Se existe alguém que esteja acompanhando o blog, deve saber que faz um bom tempo que nada é postado nele. Isso se deve a preguiça desse que vos escreve e também por que estive meio ocupado nos últimos tempos. Vou postar uma história que escrevi. Ela não é de terror (ainda não consegui terminar nenhuma história de terror que comecei) mas acho que ficou legal. Acho que ficou meio melancólica, mas espero que gostem.
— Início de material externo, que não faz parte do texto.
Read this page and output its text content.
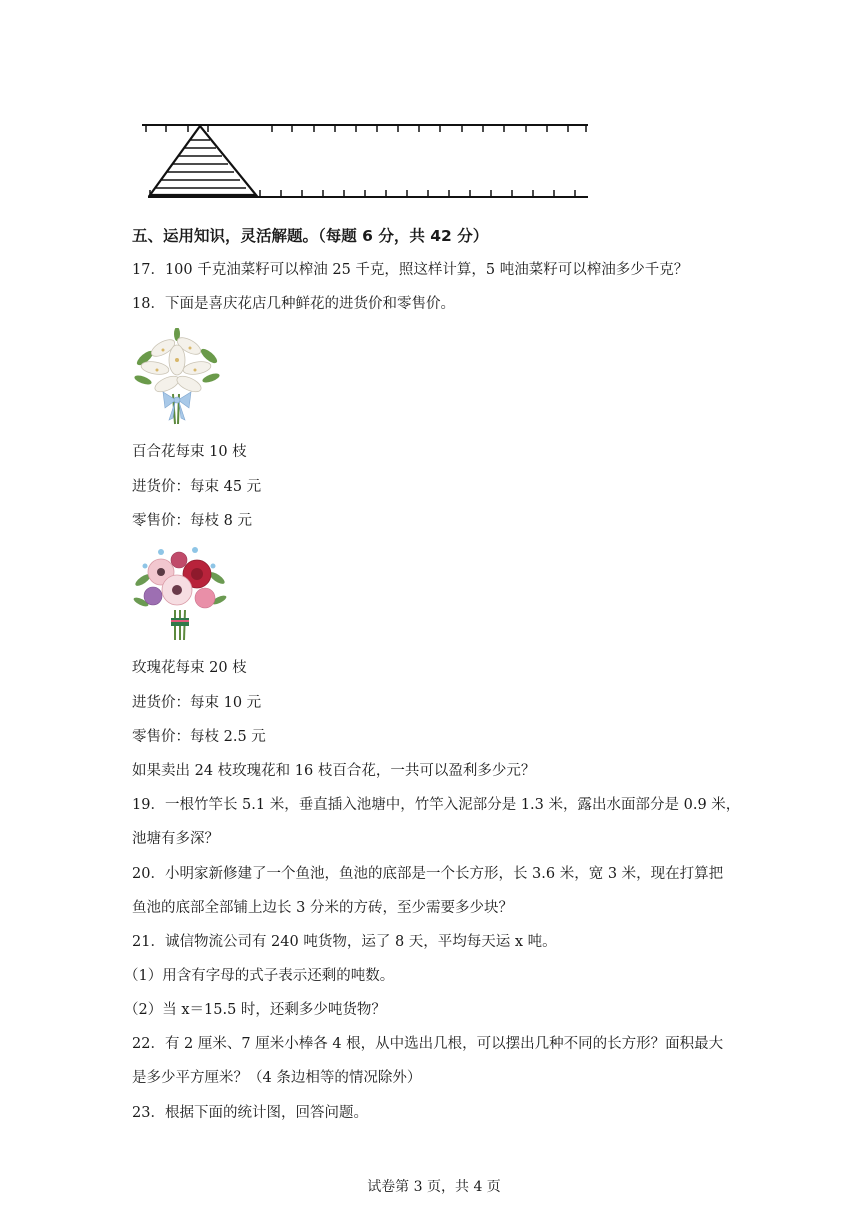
五、运用知识，灵活解题。（每题 6 分，共 42 分）

17．100 千克油菜籽可以榨油 25 千克，照这样计算，5 吨油菜籽可以榨油多少千克？

18．下面是喜庆花店几种鲜花的进货价和零售价。

百合花每束 10 枝

进货价：每束 45 元

零售价：每枝 8 元

玫瑰花每束 20 枝

进货价：每束 10 元

零售价：每枝 2.5 元

如果卖出 24 枝玫瑰花和 16 枝百合花，一共可以盈利多少元？

19．一根竹竿长 5.1 米，垂直插入池塘中，竹竿入泥部分是 1.3 米，露出水面部分是 0.9 米，

池塘有多深？

20．小明家新修建了一个鱼池，鱼池的底部是一个长方形，长 3.6 米，宽 3 米，现在打算把

鱼池的底部全部铺上边长 3 分米的方砖，至少需要多少块？

21．诚信物流公司有 240 吨货物，运了 8 天，平均每天运 x 吨。

（1）用含有字母的式子表示还剩的吨数。

（2）当 x＝15.5 时，还剩多少吨货物？

22．有 2 厘米、7 厘米小棒各 4 根，从中选出几根，可以摆出几种不同的长方形？面积最大

是多少平方厘米？（4 条边相等的情况除外）

23．根据下面的统计图，回答问题。

试卷第 3 页，共 4 页
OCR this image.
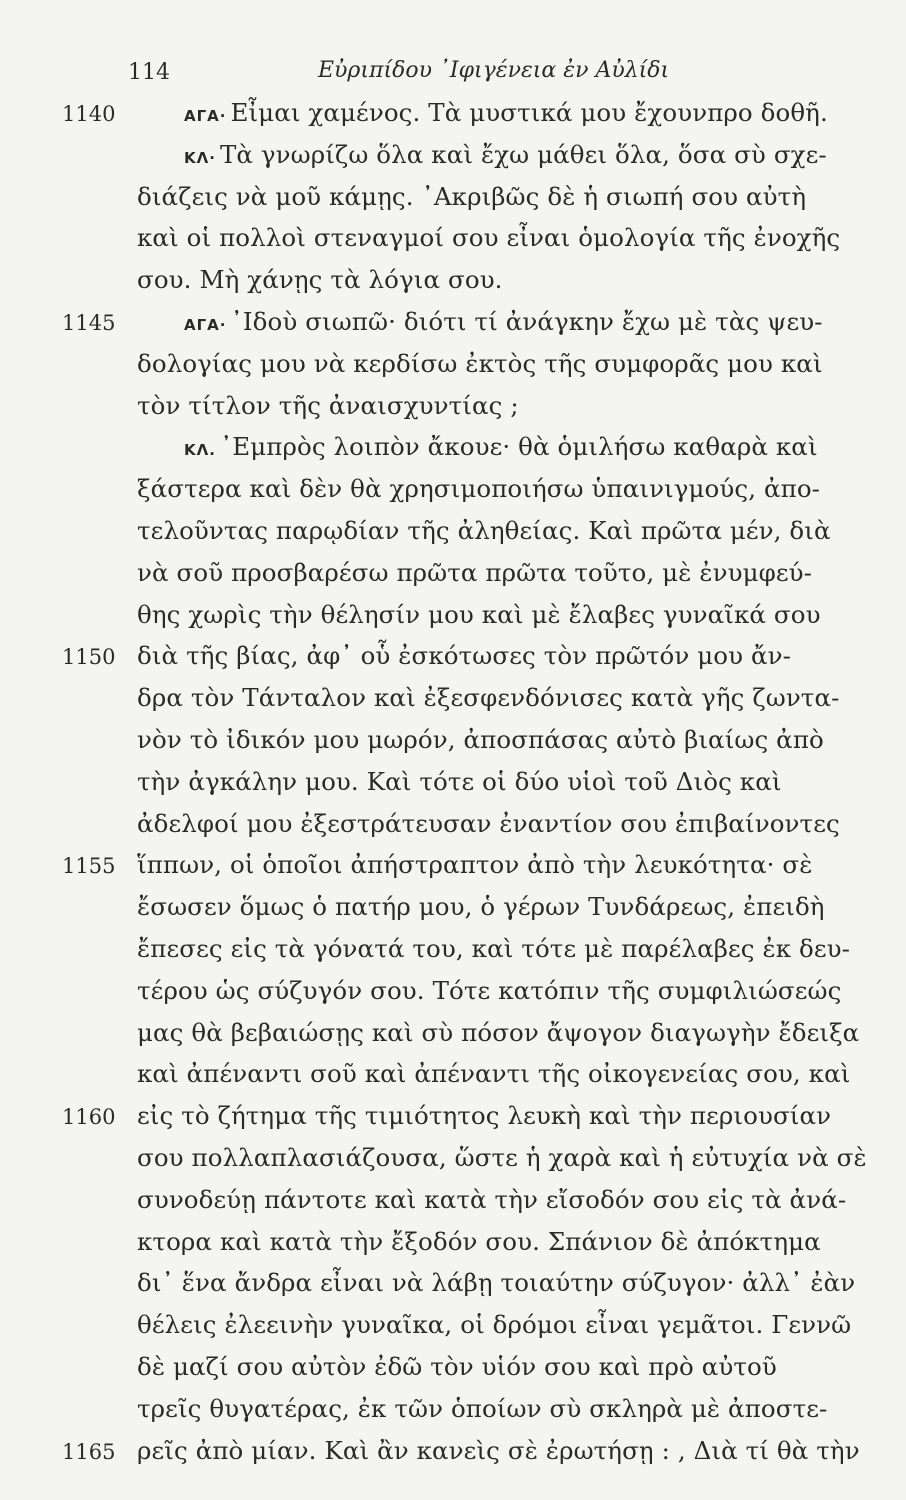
114	Εὐριπίδου ᾿Ιφιγένεια ἐν Αὐλίδι
1140	ΑΓΑ· Εἶμαι χαμένος. Τὰ μυστικά μου ἔχουνπρο δοθῆ.
ΚΛ· Τὰ γνωρίζω ὅλα καὶ ἔχω μάθει ὅλα, ὅσα σὺ σχε-
διάζεις νὰ μοῦ κάμῃς. ᾿Ακριβῶς δὲ ἡ σιωπή σου αὐτὴ
καὶ οἱ πολλοὶ στεναγμοί σου εἶναι ὁμολογία τῆς ἐνοχῆς
σου. Μὴ χάνῃς τὰ λόγια σου.
1145	ΑΓΑ· ᾿Ιδοὺ σιωπῶ· διότι τί ἀνάγκην ἔχω μὲ τὰς ψευ-
δολογίας μου νὰ κερδίσω ἐκτὸς τῆς συμφορᾶς μου καὶ
τὸν τίτλον τῆς ἀναισχυντίας ;
ΚΛ. ᾿Εμπρὸς λοιπὸν ἄκουε· θὰ ὁμιλήσω καθαρὰ καὶ
ξάστερα καὶ δὲν θὰ χρησιμοποιήσω ὑπαινιγμούς, ἀπο-
τελοῦντας παρῳδίαν τῆς ἀληθείας. Καὶ πρῶτα μέν, διὰ
νὰ σοῦ προσβαρέσω πρῶτα πρῶτα τοῦτο, μὲ ἐνυμφεύ-
θης χωρὶς τὴν θέλησίν μου καὶ μὲ ἔλαβες γυναῖκά σου
1150 διὰ τῆς βίας, ἀφ᾿ οὗ ἐσκότωσες τὸν πρῶτόν μου ἄν-
δρα τὸν Τάνταλον καὶ ἐξεσφενδόνισες κατὰ γῆς ζωντα-
νὸν τὸ ἰδικόν μου μωρόν, ἀποσπάσας αὐτὸ βιαίως ἀπὸ
τὴν ἀγκάλην μου. Καὶ τότε οἱ δύο υἱοὶ τοῦ Διὸς καὶ
ἀδελφοί μου ἐξεστράτευσαν ἐναντίον σου ἐπιβαίνοντες
1155 ἵππων, οἱ ὁποῖοι ἀπήστραπτον ἀπὸ τὴν λευκότητα· σὲ
ἔσωσεν ὅμως ὁ πατήρ μου, ὁ γέρων Τυνδάρεως, ἐπειδὴ
ἔπεσες εἰς τὰ γόνατά του, καὶ τότε μὲ παρέλαβες ἐκ δευ-
τέρου ὡς σύζυγόν σου. Τότε κατόπιν τῆς συμφιλιώσεώς
μας θὰ βεβαιώσῃς καὶ σὺ πόσον ἄψογον διαγωγὴν ἔδειξα
καὶ ἀπέναντι σοῦ καὶ ἀπέναντι τῆς οἰκογενείας σου, καὶ
1160 εἰς τὸ ζήτημα τῆς τιμιότητος λευκὴ καὶ τὴν περιουσίαν
σου πολλαπλασιάζουσα, ὥστε ἡ χαρὰ καὶ ἡ εὐτυχία νὰ σὲ
συνοδεύῃ πάντοτε καὶ κατὰ τὴν εἴσοδόν σου εἰς τὰ ἀνά-
κτορα καὶ κατὰ τὴν ἔξοδόν σου. Σπάνιον δὲ ἀπόκτημα
δι᾿ ἕνα ἄνδρα εἶναι νὰ λάβῃ τοιαύτην σύζυγον· ἀλλ᾿ ἐὰν
θέλεις ἐλεεινὴν γυναῖκα, οἱ δρόμοι εἶναι γεμᾶτοι. Γεννῶ
δὲ μαζί σου αὐτὸν ἐδῶ τὸν υἱόν σου καὶ πρὸ αὐτοῦ
τρεῖς θυγατέρας, ἐκ τῶν ὁποίων σὺ σκληρὰ μὲ ἀποστε-
1165 ρεῖς ἀπὸ μίαν. Καὶ ἂν κανεὶς σὲ ἐρωτήσῃ : , Διὰ τί θὰ τὴν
Aqui, no meio da cidade, entre prédios e postes, há um velho entregando panfletos. Suas mãos deformadas pelo tempo seguram esses papeis sem a firmeza com que antes seguravam um rifle durante a guerra. Ao invés de uma farda, hoje ele usa um cartaz com os dizeres “Compro e vendo ouro” por cima das roupas já surradas. Ninguém parece prestar atenção nesse velho soldado, afinal nossos velhos heróis são sempre esquecidos perante novos problemas. Seus olhos azuis contrastam com sua pele e cabelos brancos. Esses olhos já viram e choraram por amigos e companheiros abatidos covardemente em batalha. Mas suas lágrimas não são compartilhadas com ninguém, afinal ninguém se importa. Conforme a idade ia tirando tudo dele, ele também deixou de se importar. No mesmo lugar, todos os dias, ele usa o pouco de energia que resta para entregar panfletos, que são ignorados e atirados ao vento, do mesmo modo que sua juventude foi tragada pela pólvora e pelo cheiro de sangue. As pessoas simplesmente passam por ele, como se não existisse. Talvez, ele não exista mais mas não tenha se dado conta disso. A rotina talvez impeça que seu corpo definhe do mesmo modo que todos que estavam a sua volta. Ele já não tem mais nada que se importe. Ele tem apenas seus panfletos. Se alguém perguntar o que está escrito neles, ele não saberá dizer. Do mesmo modo que lutou se saber os reais motivos por trás daquilo, ele entrega seus panfletos sem saber ao mesmo sobre o que são. Hoje, ele parece estar diferente, um pouco tremulo. Ele pode sentir o sangue se esvaindo. Seu coração já cansando das batalhas diárias dá suas ultimas batidas. Ele cai recostado a um poste, os panfletos caem no chão e contrastam com seus cabelos brancos e seu cartaz “Compro e vendo ouro”. As pessoas continuam não se importando com o corpo estirado no chão, a rotina já tirou todo e qualquer sentimento delas. As pessoas veem a morte como algo distante e não se importam com isso. Ele também não devia se importar. Depois de tudo que ele passou, deve ter pensando que poderia ser divertido poder escapar dessa prisão particular que cada um de nós tem ao nosso redor. Prisão que construímos para nos proteger do medo, do caos, da tristeza e do rancor. Para nos proteger da vida e dos outros. Para nos proteger de nós mesmos.